HELOCs Fuel Rise in Serious Mortgage Delinquencies and Foreclosures in Q3 2025
washington D.C. – A surge in Home Equity Line of Credit (HELOC) delinquencies is contributing to a broader uptick in serious mortgage delinquencies and foreclosures, according to new data released today. While overall foreclosure rates remain historically low, the trend signals a potential shift as pandemic-era protections expire and household finances are increasingly strained by persistent inflation and rising interest rates.
The data reveals that 66,000 U.S. homes were in some stage of foreclosure in Q3 2025, a 12% increase from the prior quarter.Serious delinquencies (90+ days late or in foreclosure) rose to 2.2% of all mortgages, up from 1.8% in Q2 2025. Notably, HELOC delinquencies are climbing faster than first-lien mortgages, indicating borrowers are tapping into home equity and later struggling to keep up with payments. This rise in delinquencies and foreclosures, while still below pre-pandemic levels, represents a meaningful departure from the artificially suppressed numbers seen during the height of mortgage forbearance programs.
The increase in delinquencies and foreclosures is particularly pronounced among borrowers with high debt-to-income (DTI) ratios. The average DTI for mortgage holders rose to 41.6% in Q3 2025, further squeezing household budgets. The data also shows a concentration of rising delinquencies in certain metropolitan areas, suggesting regional economic vulnerabilities are playing a role.
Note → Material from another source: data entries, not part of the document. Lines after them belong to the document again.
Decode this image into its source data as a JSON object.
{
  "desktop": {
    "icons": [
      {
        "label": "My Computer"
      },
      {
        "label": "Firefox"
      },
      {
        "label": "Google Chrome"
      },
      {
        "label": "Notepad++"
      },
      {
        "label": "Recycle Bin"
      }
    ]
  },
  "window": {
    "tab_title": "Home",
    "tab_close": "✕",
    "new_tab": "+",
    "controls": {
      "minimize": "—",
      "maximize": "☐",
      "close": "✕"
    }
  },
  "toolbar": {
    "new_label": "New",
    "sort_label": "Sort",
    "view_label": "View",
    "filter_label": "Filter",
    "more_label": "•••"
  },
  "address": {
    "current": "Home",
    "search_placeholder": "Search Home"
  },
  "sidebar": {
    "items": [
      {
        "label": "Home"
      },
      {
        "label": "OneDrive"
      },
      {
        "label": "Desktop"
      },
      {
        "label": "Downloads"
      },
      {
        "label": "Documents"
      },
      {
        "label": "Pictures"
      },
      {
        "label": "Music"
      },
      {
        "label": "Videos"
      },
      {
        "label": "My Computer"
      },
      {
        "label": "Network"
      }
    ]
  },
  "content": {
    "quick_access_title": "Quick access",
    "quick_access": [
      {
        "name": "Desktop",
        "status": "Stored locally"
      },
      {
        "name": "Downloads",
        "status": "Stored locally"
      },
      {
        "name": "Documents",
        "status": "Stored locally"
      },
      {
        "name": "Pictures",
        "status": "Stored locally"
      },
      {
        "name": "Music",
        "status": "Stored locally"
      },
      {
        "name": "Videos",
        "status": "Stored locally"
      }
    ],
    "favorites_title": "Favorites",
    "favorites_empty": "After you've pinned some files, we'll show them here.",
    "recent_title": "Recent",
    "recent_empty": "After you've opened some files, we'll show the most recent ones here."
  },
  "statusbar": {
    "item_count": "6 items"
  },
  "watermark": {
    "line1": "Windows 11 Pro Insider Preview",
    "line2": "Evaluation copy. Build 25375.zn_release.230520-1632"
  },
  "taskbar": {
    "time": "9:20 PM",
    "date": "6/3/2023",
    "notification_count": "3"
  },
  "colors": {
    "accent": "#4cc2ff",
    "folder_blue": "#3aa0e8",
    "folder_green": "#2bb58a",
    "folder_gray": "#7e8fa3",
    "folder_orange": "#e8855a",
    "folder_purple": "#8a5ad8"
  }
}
Foreclosure completions in Q3 2025 totaled 20,000, remaining within the 20,000-to-90,000 range observed in 2018-2019, and significantly below the levels seen in prior years. Analysts describe the recent foreclosure trajectory as forming a “frying-pan pattern” - a sharp drop to near-zero during the pandemic followed by a gradual increase as restrictions lifted. This pattern is also visible in broader delinquency charts.
The situation warrants close monitoring as the full impact of rising interest rates and economic uncertainty unfolds. Further increases in HELOC delinquencies and overall mortgage distress could put downward pressure on housing prices and contribute to broader financial instability.